Titel Euch mahnen die Toten
Autor Csokor, Franz Theodor (1885-1969), Fučík, Julius (1903-1943), Genuneit, Walter, Haushofer, Albrecht (1903-1945), Schlotterbeck, Friedrich (1909-1979), Seghers, Anna (1900-1983), Thews, Wilhelm (1910-1943), Weinert, Erich (1890-1953)
Genre Sonstige

Ausgaben des Werks

Ausgabe von 1948, Stuttgart
Titel Euch mahnen die Toten

Erscheinungsort Stuttgart
Erscheinungsjahr 1948
Auflage 1

Auflagenhöhe insgesamt 50.000

Gedruckt von Belser Druck
Publiziert von Csokor, Franz Theodor (1885-1969), Fučík, Julius (1903-1943), Genuneit, Walter, Haushofer, Albrecht (1903-1945), Schlotterbeck, Friedrich (1909-1979), Seghers, Anna (1900-1983), Thews, Wilhelm (1910-1943), Weinert, Erich (1890-1953)

Umfang 31 Seiten
Abbildungen 2 Zeichnungen (u.a. eine Karikatur), 2 Facsimilés (1 Ortgruppen-Fragebogen, 1 Todesurteil wegen ‚Wehrkraftzersetzung‘)
Lizenz Genehmigung der Publications-Control Branch OMG WB

Bibliotheksnachweise UBGI-icon.gif UB Gießen (Print-dnb-icon.gif gedruckte Ausgabe)
DNB-icon.gif Deutsche Nationalbibliothek (Print-dnb-icon.gif gedruckte Ausgabe)


Zusammenfassung

Die Vereinigung der Verfolgten des Naziregimes (VVN) in Württemberg-Baden versammelt in der schmalen Broschüre – unter der Redaktion des Landesstellenleiters Karl Hauff – neben Auszügen aus bekannten Berichten auch Gedichte, Abschiedsbriefe und Reden über die Verfolgungsmaßnahmen während des nationalsozialistischen Regimes.
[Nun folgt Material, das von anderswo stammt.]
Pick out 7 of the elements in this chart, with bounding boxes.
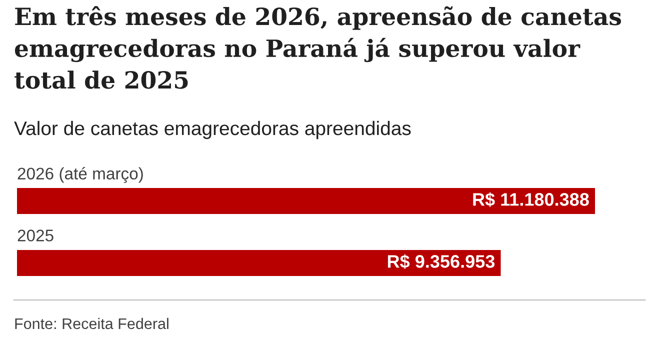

In allen steht der Aufruf zum aktiven Kampf für eine bessere Zukunft nach Kriegsende im Zentrum. Neben den Texten von Anna Seghers, Julius Fucik und anderen viel gelesenen Autoren werden Faksimilés von NS-Dokumenten wie ein Ortsgruppen-Fragebogen von 1937 abgedruckt, in dem der Ortsgruppenleiter namentlich Personen nennt, die gegen den NS-Staat eingestellt seien.

Die Sammlung beginnt mit einer nur wenige Zeilen langen Einführung, in welcher der Leser direkt zum Kampf für den Frieden aufgerufen wird. Er wird dazu aufgefordert, sich in Wilhelm Thews, den Verfasser des folgenden Abschiedsbriefs, hineinzuversetzen: „Diesen Brief schrieb ein Mann, wenige Stunden vor seinem Tod. Hast Du schon einmal darüber nachgedacht, was Du in solchen Stunden zu sagen hättest? Ja, habe nur den Mut, Dich zu fragen“ (S. 3). Thews betont in seinem Brief kurz vor seiner Hinrichtung in Berlin-Plötzensee, dass er „diesen letzten Gang mit einem freudigen Lachen“ (S. 4) gehen wird, da er eine Zukunft voraussieht „frei von Haß und voll von Liebe […], in der die Sonne ohne Unterlaß scheint“ (ebd.); sein Kampf und der vieler anderer sei demnach nicht umsonst gewesen. Auf die Überzeugung, dass eine bessere Zukunft auf dem Kampf und den Getöteten aufbaue, spielt auch Walter Genuneit in seinem Gedicht „Vergeßt sie nicht!“ an. Die Toten bezeichnet er darin als das „Fundament, auf dem wir bauen werden“ (S. 5).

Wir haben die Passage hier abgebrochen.